The Number One ‘Finfluencer’
Based on the CMC Markets research, Erika Kullberg is the number one TikTok’ finfluencer’. The 32-year-old ex-corporate lawyer has a following of 8.9 million and earns over $7,000 per sponsored post.
In addition to teaching Gen Z about finances, she covers topics such as retail, employment, and law. Her video on using Nike’s two-year warranty to get free shoes garnered almost 75 million views. With that much exposure, she’s a force to be reckoned with on the app.
Erika became a content creator after paying off $225,000 in student debt within two years. Her passion for helping others with personal finance is lucrative. One of her TikTok videos reveals that she makes over $100,000 in revenue from YouTube. That, combined with a couple of sponsored videos on TikTok, provide more than the average income of a New York City corporate lawyer.
TikTok’s International Influence
With the extensive global reach of TikTok, an influencer in one part of the world can affect someone thousands of miles away.
English entrepreneur Mark Tilbury is having that kind of international impact. As the second most popular ‘finfluencer’ with 7.1 million followers, the 53-year-old earns between $5,000 and $6,000 per sponsored post, according to the TikTok Money Calculator.
He also has the highest engagement rate of anyone in the top ten of TikTok ‘finfluencers’, at 2.18% and an average of 154,650 likes per video.
Mark’s content includes advice and explanations on investing, spending habits, saving money and negotiating in order to become a millionaire.
His experience exemplifies the limitless possibilities for influencers or the endless room for growth and earning income.
How Finfluencers Have Leveraged Social Media
For some, social media provided the opportunity for change that could not have occurred elsewhere.
Duke Alexander Moore, also known as Duke Tax, had a history of filing for bankruptcy and was evicted from his apartment. Now, he is a Certified Tax Coach and Enrolled Agent, and currently one of Intuit’s QuickBooks top 5 Tax Advisors in Dallas, Texas.
He’s also the third most influential ‘finfluencer’ with 3.4 million followers. He leverages his past experiences and current work to post videos covering taxes. An example of his extensive impact: his video on President Biden’s stimulus plan garnered 10.6 million views.
Many influencers gain their following by posting personal stories and experiences.

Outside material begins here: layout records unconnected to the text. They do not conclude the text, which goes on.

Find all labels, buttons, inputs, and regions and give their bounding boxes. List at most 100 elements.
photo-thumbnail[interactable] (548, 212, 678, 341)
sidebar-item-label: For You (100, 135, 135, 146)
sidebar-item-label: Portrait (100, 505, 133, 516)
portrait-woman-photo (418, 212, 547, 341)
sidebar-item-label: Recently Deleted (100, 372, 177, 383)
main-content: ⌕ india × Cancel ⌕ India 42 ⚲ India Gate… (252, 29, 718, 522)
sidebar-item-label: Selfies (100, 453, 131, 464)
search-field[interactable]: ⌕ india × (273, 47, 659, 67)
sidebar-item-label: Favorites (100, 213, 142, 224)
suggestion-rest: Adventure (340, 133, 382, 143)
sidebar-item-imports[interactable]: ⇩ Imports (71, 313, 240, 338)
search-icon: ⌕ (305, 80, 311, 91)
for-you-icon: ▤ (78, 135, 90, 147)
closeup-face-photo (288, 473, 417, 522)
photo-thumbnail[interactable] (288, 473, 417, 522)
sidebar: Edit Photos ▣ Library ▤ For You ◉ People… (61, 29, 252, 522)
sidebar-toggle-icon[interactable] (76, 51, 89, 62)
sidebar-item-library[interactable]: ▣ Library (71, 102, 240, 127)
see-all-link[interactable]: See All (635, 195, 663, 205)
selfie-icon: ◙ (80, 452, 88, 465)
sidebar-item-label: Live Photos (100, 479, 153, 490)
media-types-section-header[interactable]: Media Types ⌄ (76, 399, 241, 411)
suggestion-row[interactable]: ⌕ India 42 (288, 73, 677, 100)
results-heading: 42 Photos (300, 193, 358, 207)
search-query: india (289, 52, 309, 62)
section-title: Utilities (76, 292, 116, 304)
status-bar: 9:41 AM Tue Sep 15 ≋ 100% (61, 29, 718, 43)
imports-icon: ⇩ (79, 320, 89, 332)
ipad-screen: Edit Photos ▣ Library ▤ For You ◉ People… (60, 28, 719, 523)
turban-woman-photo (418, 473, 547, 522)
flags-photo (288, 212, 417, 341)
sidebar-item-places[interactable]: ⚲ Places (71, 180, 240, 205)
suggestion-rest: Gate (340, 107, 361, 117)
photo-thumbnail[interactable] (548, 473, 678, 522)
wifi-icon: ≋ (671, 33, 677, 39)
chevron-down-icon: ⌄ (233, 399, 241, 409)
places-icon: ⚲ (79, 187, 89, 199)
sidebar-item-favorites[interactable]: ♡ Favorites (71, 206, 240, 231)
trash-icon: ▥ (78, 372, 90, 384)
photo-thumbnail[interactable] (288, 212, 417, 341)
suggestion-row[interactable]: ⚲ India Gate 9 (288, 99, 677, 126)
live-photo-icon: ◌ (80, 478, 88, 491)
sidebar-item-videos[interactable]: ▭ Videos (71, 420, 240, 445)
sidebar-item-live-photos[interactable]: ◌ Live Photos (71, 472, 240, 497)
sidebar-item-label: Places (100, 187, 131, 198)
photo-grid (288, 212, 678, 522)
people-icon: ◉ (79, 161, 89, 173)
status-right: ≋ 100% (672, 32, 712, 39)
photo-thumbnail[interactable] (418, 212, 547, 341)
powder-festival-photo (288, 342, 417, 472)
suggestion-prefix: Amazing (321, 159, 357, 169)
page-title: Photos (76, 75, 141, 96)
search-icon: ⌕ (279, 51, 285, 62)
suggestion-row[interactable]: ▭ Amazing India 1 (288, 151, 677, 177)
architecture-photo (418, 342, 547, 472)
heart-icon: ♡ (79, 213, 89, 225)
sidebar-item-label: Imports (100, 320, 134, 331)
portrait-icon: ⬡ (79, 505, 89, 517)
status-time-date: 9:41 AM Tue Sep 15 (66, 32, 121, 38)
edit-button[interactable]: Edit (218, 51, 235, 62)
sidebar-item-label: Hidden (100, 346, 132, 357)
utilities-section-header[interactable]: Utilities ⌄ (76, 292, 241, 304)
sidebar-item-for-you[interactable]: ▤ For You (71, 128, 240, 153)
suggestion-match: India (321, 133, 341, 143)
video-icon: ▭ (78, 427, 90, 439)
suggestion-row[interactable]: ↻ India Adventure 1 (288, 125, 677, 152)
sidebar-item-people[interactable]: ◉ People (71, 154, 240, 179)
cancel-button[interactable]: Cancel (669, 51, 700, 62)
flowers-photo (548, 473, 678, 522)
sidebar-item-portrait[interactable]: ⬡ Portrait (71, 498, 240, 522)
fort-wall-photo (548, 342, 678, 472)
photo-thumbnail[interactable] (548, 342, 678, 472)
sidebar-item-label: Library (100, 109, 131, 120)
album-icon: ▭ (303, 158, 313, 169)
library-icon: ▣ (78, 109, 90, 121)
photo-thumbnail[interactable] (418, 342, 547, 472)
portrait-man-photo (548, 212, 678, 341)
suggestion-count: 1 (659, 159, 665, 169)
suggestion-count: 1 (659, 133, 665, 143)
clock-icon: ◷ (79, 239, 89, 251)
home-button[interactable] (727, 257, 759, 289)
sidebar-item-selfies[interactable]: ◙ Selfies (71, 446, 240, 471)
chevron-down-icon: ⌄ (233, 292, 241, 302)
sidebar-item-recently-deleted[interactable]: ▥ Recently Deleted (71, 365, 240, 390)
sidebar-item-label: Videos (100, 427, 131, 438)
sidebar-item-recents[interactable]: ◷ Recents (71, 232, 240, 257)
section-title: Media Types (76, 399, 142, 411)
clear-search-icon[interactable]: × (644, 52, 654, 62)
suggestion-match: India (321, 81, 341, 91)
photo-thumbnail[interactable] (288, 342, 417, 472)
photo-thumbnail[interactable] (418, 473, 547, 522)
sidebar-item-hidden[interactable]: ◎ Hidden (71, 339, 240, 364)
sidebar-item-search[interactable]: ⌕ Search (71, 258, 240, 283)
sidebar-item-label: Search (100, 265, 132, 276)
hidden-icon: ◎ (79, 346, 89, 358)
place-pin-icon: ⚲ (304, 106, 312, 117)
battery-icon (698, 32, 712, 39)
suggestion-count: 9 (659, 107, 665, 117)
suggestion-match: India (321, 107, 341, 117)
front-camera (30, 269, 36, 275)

Their audience relates, and influencers are capitalizing on it.
How Trustworthy Are FinFluencers?
Personal successes of these ‘finfluencers’ aside, the question stands: How much can you trust someone on social media”?
While the top influencers have credible backgrounds and track records, it’s important to remember that any advice you take should make sense for your financial situation.
Additionally, consider the way these social media tycoons are earning an income. Much of it comes from sponsored content. Thus, they may have a bias toward the products they recommend. While they are required to disclose this information in their videos, as the consumer, you must pay attention and remember this.
Is FinTok Here to Stay?
The sheer number of people on TikTok, and the growth and popularity of finance topics on the app, support the idea that TikTok is the new financial news source for the next generation of young adults and investors. With its reach, impact, and earning potential for influencers, it’s likely going to be around for a while.
However, as with any investment advice or resource, it’s essential to keep in mind the source of information, credibility, and bias. Additionally, TikTok’s 3-minute videos can only go so far in-depth on a topic. You can never go wrong with doing your own research and due diligence!